Vor Schlimmerem bewahrt

Aus dem Amtsgericht  

Juristische Kompetenz beinhaltet weit mehr als Gesetzeskunde, FOTO: ©STAUKE-FOTOLIA.COM
Juristische Kompetenz beinhaltet weit mehr als Gesetzeskunde, FOTO: ©STAUKE-FOTOLIA.COM
Betritt Rechtsanwalt Uwe Maeffert als Verteidiger den Gerichtssaal, ist Nervenstärke geboten. Wo andere seines Metiers mit Routine ihr Pflichtprogramm abspulen, verbeißt sich der deutschlandweit bekannte Jurist energisch auch in den banalsten Fall. Dabei haben seine Methoden Erfolg.
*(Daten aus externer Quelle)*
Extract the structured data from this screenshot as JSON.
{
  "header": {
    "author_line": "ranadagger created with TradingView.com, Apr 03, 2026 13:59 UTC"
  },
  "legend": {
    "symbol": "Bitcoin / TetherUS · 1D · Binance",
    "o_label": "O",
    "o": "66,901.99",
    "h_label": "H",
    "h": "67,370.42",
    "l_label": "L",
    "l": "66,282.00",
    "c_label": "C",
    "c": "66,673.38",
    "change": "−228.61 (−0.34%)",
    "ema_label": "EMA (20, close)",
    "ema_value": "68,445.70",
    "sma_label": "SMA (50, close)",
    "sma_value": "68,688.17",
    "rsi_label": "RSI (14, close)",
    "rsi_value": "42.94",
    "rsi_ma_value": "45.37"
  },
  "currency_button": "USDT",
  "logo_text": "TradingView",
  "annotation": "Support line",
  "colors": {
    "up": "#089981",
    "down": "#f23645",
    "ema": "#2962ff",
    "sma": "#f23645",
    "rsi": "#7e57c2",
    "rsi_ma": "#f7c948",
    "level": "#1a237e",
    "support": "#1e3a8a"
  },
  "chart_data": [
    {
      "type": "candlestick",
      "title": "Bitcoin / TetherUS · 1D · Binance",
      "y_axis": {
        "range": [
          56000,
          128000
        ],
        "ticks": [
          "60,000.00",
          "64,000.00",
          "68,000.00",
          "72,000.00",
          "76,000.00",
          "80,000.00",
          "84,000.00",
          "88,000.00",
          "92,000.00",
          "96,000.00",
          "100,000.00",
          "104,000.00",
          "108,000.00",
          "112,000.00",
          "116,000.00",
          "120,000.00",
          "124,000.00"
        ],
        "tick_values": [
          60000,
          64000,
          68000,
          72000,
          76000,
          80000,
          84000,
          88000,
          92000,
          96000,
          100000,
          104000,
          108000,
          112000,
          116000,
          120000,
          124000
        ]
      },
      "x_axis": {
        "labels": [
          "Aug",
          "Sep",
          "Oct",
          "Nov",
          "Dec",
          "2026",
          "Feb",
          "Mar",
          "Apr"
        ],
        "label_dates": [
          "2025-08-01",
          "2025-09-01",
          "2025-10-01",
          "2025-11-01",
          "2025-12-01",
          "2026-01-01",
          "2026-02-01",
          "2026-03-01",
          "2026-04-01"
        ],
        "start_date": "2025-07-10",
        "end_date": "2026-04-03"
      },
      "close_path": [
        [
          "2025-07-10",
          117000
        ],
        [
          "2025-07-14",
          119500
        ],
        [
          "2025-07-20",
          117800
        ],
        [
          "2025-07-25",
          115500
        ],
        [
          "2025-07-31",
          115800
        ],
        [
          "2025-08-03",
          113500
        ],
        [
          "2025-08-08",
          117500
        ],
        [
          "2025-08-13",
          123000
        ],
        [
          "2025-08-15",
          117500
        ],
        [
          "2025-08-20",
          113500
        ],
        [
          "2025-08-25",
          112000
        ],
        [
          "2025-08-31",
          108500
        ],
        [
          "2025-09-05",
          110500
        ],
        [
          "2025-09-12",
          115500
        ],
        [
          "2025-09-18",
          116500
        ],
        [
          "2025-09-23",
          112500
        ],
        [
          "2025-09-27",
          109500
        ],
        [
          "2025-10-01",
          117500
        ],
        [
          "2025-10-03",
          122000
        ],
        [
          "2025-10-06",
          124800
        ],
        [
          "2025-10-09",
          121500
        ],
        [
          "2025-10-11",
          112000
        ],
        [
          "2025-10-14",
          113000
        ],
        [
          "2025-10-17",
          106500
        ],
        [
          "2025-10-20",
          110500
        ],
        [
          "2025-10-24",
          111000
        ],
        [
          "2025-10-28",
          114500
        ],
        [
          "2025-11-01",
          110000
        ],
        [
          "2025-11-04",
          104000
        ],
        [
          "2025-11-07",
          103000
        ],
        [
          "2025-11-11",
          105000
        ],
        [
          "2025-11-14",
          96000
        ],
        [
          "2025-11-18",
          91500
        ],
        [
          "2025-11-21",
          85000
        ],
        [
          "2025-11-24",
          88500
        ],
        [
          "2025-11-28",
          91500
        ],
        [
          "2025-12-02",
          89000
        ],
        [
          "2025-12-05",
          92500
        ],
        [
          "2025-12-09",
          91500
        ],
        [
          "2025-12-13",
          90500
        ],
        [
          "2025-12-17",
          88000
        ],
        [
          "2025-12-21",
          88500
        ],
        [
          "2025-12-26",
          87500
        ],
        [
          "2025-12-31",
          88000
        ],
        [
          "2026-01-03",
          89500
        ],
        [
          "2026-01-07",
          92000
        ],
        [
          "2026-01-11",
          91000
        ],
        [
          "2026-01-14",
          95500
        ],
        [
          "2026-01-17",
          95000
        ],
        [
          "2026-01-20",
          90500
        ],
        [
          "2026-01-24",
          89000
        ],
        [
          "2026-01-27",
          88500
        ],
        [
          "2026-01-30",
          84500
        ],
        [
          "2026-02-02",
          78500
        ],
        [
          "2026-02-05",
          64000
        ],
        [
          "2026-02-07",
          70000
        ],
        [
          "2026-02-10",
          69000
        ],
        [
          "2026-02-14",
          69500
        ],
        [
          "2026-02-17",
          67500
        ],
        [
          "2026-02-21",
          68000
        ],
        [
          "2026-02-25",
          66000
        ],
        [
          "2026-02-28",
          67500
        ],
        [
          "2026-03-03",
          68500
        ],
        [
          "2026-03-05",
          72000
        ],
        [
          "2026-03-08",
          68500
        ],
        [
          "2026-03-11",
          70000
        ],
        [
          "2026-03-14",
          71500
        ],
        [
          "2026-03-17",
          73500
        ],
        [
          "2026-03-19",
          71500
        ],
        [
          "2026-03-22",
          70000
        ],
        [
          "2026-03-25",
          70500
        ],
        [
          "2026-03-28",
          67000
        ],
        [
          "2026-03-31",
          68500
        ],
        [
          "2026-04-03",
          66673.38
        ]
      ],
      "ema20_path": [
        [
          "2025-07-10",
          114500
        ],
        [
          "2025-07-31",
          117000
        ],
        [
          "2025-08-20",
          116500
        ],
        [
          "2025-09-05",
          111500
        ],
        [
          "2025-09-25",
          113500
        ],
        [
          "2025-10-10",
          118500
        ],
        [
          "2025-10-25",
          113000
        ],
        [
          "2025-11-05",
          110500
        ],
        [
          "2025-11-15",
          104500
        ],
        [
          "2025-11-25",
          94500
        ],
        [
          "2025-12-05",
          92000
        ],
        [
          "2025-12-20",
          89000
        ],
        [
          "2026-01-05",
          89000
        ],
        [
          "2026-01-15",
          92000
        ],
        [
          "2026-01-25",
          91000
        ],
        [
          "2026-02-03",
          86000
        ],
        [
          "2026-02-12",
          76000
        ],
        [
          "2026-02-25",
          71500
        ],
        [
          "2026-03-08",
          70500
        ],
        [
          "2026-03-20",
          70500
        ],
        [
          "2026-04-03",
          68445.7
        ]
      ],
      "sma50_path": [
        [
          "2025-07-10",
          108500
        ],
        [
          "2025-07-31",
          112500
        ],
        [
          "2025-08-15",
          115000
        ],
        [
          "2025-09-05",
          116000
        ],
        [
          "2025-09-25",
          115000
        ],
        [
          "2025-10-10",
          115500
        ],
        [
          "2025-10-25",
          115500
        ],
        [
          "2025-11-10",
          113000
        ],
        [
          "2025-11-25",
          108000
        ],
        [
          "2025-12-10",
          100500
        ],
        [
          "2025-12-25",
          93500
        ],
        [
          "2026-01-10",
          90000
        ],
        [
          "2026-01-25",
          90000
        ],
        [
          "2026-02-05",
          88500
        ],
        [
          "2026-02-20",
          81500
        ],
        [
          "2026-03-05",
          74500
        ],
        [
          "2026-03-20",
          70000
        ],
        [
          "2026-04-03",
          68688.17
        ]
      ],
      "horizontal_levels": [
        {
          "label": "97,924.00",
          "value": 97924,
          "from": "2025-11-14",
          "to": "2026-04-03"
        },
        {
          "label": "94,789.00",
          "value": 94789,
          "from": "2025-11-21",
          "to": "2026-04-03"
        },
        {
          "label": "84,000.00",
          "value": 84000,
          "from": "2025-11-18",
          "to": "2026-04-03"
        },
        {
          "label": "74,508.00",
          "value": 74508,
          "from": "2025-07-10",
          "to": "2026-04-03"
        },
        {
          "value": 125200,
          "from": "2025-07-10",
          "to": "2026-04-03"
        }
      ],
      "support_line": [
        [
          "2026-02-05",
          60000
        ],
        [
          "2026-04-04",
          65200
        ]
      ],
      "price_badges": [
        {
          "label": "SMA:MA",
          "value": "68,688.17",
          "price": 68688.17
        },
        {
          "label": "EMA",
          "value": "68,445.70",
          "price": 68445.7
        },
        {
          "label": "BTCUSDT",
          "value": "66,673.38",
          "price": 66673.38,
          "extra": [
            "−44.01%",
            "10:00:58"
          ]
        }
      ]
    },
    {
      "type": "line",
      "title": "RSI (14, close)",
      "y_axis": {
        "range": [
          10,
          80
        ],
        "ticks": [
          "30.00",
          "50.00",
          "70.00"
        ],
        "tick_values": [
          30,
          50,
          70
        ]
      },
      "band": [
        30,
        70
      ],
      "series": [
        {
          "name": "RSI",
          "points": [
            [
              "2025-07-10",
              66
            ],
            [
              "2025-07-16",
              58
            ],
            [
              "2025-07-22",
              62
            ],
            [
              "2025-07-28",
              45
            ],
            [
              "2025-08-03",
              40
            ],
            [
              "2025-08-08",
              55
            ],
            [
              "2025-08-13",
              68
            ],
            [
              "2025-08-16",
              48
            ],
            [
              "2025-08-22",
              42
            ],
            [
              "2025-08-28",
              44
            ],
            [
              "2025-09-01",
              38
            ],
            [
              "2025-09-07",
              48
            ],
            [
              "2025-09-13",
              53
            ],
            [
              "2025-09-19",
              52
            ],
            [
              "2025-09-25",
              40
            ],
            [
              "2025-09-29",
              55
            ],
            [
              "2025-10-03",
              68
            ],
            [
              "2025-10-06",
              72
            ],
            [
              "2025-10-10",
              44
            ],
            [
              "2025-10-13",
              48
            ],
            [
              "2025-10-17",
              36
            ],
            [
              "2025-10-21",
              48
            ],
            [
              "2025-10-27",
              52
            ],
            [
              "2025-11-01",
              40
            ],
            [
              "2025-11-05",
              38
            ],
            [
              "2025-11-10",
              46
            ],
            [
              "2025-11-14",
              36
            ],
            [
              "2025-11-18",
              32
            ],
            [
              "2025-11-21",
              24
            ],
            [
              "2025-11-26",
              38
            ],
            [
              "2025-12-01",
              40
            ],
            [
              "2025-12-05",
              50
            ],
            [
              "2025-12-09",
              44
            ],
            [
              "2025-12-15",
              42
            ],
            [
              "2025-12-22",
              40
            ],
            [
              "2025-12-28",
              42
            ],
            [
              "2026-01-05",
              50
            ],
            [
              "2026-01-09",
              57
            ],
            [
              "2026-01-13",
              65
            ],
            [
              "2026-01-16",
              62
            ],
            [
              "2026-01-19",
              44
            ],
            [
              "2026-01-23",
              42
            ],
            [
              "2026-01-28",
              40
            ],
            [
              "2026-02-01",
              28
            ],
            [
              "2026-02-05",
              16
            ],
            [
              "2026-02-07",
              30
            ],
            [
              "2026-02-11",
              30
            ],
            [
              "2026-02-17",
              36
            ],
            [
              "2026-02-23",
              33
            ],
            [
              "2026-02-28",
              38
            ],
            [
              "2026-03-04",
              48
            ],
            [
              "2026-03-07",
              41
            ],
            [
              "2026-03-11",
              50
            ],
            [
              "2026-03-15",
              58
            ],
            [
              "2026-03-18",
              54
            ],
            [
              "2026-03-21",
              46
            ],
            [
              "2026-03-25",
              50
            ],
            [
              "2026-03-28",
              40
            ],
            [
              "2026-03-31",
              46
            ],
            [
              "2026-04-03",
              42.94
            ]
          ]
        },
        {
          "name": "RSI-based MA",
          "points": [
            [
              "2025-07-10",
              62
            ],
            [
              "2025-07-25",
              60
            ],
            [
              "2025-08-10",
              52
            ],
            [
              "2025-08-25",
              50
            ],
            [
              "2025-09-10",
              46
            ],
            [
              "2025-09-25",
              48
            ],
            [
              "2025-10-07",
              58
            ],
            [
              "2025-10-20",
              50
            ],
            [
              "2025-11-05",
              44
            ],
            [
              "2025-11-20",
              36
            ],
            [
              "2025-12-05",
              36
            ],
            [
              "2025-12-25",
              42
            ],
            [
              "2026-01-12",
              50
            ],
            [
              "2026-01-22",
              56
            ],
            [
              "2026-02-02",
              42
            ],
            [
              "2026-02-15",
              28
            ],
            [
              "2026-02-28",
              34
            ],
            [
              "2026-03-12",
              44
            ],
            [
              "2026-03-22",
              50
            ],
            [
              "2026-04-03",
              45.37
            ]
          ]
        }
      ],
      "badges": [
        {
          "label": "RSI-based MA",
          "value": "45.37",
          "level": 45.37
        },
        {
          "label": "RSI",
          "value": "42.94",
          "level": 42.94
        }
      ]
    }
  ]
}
Er schlage Freisprüche heraus, wo andere kapitulieren, und drücke das Strafmaß in Fällen, die aussichtslos scheinen, so die „Zeit“ vor Jahren. Dass er sich erlauben dürfe, „dem Gericht die Anstrengung seiner Gedanken und seines Charakters aufzuzwingen, verdankt er juristischer Kompetenz, der Beherrschung von Akteninhalt und Strafprozessordnung sowie der Wachsamkeit, mit der er habichtartig auf jede Argumentationslücke herniederstößt“.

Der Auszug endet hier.